Foods that can help maintain a healthy liver
- Garlic contains sulfur compounds that activate liver enzymes that are responsible for flushing out toxins from the body. Garlic also contains allicin and selenium, both are proven to help protect the liver from toxins damage and also aid in the detoxification process.
- Grapefruit is rich in natural vitamin C and antioxidants, both are powerful liver cleansers. Grapefruit contains naringenin, a flavonoid compound that helps the liver burn fat rather than storing it. (Note: do not take grapefruit with medications, as studies have shown it can increase absorption rates.)
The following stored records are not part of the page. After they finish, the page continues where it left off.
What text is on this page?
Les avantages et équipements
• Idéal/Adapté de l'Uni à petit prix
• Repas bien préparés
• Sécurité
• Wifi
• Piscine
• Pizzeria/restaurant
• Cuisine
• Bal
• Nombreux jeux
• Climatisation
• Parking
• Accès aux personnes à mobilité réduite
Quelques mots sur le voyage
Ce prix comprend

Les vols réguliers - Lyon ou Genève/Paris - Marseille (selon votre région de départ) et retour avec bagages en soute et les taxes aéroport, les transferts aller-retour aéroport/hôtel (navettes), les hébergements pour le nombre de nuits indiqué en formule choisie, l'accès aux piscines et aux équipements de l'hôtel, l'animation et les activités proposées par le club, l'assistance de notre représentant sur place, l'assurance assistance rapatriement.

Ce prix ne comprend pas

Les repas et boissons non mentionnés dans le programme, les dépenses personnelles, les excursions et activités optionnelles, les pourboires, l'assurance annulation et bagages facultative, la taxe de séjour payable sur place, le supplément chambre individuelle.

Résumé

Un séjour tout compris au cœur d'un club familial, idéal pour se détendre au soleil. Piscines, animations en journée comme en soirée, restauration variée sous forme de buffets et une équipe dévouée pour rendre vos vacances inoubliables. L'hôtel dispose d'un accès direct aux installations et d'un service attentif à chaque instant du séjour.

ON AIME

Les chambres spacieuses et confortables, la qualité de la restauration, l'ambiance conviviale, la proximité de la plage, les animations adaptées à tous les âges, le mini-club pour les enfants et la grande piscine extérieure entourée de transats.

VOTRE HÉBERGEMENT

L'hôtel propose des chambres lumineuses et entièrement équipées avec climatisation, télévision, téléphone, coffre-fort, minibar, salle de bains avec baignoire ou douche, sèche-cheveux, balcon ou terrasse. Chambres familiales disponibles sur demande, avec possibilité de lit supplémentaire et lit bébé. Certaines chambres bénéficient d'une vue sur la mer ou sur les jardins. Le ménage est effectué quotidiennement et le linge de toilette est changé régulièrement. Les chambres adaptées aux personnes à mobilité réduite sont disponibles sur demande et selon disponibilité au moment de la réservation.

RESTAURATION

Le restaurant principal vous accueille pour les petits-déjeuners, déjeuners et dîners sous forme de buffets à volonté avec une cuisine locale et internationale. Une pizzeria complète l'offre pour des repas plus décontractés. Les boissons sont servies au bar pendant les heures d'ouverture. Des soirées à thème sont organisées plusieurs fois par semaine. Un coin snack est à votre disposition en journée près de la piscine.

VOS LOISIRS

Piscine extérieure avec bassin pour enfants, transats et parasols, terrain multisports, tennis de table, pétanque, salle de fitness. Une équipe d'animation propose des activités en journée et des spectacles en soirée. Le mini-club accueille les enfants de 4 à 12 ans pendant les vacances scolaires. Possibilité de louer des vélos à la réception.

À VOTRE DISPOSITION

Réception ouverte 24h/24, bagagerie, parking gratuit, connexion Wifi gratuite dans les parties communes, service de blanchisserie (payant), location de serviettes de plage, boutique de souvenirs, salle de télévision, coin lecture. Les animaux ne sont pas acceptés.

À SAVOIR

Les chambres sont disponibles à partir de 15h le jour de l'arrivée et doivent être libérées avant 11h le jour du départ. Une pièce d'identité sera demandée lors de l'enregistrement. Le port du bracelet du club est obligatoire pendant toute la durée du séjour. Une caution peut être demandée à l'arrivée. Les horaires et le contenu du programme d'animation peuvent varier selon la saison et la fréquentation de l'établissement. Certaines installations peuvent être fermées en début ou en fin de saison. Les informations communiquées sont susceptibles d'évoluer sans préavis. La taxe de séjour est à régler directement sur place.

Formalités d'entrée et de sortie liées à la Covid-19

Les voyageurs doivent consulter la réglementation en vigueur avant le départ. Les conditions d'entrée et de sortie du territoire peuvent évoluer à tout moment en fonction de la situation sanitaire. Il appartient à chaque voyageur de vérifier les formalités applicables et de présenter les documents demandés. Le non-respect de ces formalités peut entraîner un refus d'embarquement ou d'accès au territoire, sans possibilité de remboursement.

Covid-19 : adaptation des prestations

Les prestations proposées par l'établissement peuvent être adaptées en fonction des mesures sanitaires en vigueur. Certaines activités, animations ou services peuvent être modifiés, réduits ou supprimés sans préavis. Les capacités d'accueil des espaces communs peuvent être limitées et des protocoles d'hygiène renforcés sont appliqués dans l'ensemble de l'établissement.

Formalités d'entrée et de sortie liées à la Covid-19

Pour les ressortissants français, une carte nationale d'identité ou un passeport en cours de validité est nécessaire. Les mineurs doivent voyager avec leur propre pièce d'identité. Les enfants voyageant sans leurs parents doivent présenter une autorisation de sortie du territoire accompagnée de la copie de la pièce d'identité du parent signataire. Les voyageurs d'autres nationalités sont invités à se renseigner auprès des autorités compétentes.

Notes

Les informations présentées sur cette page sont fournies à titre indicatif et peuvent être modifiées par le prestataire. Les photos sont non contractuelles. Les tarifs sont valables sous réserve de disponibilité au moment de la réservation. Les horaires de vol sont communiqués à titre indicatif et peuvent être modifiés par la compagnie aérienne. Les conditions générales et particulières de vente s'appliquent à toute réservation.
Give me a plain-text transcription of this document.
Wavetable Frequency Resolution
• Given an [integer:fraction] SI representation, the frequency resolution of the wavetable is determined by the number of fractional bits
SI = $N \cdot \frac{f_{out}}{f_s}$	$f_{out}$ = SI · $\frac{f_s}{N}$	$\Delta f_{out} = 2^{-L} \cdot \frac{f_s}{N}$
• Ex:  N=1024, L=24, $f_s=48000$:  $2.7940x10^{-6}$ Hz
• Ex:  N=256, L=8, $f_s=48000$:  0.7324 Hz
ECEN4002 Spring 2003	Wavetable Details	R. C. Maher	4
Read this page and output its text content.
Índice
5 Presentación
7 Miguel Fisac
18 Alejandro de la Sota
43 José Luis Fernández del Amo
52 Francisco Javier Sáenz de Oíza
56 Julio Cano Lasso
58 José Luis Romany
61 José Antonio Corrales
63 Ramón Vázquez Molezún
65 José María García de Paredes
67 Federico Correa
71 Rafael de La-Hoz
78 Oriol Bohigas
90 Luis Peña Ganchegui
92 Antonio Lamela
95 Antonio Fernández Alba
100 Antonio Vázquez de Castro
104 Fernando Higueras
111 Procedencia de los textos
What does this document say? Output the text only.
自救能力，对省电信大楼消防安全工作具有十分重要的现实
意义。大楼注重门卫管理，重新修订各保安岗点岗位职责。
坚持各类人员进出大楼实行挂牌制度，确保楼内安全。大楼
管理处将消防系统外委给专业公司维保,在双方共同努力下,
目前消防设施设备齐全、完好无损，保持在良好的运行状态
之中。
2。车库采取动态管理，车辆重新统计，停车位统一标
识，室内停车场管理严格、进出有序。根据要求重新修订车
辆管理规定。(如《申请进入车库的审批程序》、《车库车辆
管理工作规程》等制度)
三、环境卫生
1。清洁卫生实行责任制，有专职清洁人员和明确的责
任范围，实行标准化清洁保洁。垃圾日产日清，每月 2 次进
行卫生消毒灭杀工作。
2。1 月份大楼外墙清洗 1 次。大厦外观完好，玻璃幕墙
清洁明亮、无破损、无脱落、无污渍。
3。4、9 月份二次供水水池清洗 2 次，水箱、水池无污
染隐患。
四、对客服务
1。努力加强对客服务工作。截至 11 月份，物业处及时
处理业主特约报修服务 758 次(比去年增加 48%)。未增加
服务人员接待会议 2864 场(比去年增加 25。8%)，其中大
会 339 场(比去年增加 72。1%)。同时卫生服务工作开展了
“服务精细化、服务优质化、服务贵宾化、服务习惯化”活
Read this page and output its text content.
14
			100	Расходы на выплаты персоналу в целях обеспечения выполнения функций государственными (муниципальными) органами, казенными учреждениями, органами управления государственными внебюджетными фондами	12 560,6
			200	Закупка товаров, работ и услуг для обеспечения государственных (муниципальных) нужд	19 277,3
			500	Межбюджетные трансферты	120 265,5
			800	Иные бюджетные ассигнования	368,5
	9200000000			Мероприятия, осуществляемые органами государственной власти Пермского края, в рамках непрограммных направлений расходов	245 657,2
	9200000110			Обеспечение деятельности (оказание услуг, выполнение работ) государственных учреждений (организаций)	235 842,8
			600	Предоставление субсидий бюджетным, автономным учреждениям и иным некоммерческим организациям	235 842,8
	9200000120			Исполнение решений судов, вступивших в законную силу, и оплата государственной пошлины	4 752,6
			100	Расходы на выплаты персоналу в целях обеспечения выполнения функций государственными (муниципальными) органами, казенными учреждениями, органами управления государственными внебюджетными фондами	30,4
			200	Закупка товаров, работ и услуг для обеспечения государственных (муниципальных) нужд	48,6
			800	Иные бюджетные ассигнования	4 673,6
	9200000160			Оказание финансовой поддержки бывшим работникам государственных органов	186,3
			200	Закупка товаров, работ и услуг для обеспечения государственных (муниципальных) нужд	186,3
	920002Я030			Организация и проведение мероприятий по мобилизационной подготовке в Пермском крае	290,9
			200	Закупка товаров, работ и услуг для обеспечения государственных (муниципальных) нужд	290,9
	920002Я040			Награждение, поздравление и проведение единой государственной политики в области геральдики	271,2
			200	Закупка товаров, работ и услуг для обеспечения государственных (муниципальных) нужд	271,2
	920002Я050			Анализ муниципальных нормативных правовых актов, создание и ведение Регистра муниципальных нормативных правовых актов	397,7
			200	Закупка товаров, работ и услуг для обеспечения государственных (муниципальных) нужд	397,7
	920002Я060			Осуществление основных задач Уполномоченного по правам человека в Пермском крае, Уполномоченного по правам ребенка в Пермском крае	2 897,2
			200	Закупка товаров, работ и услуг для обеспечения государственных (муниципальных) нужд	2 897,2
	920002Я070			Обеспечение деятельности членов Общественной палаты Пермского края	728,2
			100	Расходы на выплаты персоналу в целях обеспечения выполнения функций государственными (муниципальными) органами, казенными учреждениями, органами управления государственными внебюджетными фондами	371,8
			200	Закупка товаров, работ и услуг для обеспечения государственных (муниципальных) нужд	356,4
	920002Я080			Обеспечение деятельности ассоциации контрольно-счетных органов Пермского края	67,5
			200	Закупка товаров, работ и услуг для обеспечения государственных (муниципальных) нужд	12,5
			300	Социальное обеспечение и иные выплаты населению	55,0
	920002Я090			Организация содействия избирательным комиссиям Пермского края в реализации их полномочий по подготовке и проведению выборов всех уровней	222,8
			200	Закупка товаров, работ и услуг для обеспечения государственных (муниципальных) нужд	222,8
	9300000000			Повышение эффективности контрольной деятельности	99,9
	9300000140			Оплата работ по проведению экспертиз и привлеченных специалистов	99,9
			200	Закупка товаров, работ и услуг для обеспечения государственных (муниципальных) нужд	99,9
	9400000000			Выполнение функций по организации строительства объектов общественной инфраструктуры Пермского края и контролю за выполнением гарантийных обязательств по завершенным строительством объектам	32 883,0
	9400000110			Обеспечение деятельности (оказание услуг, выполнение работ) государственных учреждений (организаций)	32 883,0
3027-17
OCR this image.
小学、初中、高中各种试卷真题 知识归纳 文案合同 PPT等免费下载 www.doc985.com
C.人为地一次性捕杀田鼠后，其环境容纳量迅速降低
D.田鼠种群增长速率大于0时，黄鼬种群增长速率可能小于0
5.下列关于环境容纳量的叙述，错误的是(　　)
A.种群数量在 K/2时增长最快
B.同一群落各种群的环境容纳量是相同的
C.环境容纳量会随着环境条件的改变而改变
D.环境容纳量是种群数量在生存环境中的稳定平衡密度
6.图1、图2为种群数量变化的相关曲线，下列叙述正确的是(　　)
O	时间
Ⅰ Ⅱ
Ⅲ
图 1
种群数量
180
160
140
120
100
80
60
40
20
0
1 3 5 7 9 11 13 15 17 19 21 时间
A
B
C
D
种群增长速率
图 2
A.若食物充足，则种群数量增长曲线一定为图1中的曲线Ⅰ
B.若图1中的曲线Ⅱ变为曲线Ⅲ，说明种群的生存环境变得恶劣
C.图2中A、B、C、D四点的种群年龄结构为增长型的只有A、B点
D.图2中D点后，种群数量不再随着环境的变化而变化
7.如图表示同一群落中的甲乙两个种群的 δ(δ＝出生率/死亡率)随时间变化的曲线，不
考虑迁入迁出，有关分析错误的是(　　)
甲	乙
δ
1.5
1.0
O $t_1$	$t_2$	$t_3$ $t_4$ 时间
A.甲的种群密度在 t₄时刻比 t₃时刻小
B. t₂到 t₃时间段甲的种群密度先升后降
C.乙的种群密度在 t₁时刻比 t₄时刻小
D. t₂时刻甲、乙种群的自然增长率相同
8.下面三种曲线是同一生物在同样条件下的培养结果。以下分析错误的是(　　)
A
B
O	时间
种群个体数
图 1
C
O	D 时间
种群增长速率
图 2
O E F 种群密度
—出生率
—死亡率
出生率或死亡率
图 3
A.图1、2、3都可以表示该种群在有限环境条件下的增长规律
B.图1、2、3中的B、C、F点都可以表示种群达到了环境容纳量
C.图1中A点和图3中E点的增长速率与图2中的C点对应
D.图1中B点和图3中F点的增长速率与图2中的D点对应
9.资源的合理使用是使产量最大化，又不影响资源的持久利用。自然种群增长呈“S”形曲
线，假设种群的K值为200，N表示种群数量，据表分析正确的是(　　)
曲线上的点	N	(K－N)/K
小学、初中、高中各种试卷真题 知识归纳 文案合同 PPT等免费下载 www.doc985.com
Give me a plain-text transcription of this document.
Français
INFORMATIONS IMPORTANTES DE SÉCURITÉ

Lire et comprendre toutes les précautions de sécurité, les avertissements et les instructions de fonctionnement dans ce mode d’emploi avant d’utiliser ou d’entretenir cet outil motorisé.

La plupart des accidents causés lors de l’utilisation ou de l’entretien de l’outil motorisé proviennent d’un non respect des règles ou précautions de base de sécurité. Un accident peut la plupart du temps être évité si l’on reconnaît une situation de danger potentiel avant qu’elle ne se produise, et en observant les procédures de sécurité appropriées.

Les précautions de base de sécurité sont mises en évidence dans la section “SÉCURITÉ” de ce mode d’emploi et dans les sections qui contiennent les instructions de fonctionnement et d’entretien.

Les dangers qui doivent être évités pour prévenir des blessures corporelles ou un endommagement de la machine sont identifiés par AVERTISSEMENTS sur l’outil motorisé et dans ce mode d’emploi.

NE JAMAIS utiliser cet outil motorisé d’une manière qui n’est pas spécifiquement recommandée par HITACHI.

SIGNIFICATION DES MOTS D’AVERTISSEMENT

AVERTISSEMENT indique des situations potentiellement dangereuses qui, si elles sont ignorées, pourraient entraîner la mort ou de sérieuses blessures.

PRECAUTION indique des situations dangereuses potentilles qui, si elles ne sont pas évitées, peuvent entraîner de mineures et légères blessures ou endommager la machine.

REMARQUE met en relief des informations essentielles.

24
- Green Tea contains an antioxidant called catechin that has been shown to eliminate liver fat accumulation and promote healthy liver function. Green Tea also protects the liver from toxins that could cause serious damage.
- Green leafy vegetables contain cleansing compounds that neutralize heavy metals that can burden the liver. Green leafy vegetables also assist in the elimination of pesticides and herbicides by stimulating the production and flow of bile. Cruciferous vegetables such as broccoli, cabbage, brussels sprouts and cauliflower are especially good for the detoxification of the liver.
- Avocado is rich in glutathione producing compounds and actively promotes liver health by protecting it from toxic overload, as well as boosting its cleansing power. There are some research projects that have shown that by including as little as two avocados a week in a healthy eating program, liver damage can be repaired in as little as 30 days.
- Walnuts contain high levels of l-arginine, glutathione, and omega 3 fatty acids. Walnuts help oxygenate the blood, and can help detoxify ammonia from the liver.
- Turmeric has been shown to protect the liver against toxic damage and regenerate damaged liver cells. Turmeric boosts the natural production of bile, shrinks engorged hepatic ducts, and improves overall function of the gallbladder.
There are also a number of vitamins, minerals, herbs and other supplements that have shown to be helpful in the detoxification of the liver.
- Antioxidants such as Vitamin C, E and natural carotenoids
- Herbs and minerals that are helpful include milk thistle, dandelion, selenium and zinc.
- Amino acids: arginine, glutamine, glycine, methionine, taurine and cysteine.
- A good vitamin B complex that includes, B1 thiamine, B2 riboflavin, B3
- pantothenic acid, B5 pyridoxine, B6 cyanocobalamin, B12 folic acid, biotin, and inositol.
- Essential fatty acids: primrose oil, flaxseed (either oil or ground seeds), lecithin, and cold pressed olive oil.
Your liver is your internal cleanser. Treat it with respect and allow it to do the important job it was designed to do, and you will improve your health and reduce your risk of illness.
Knowledge is the key to your good health.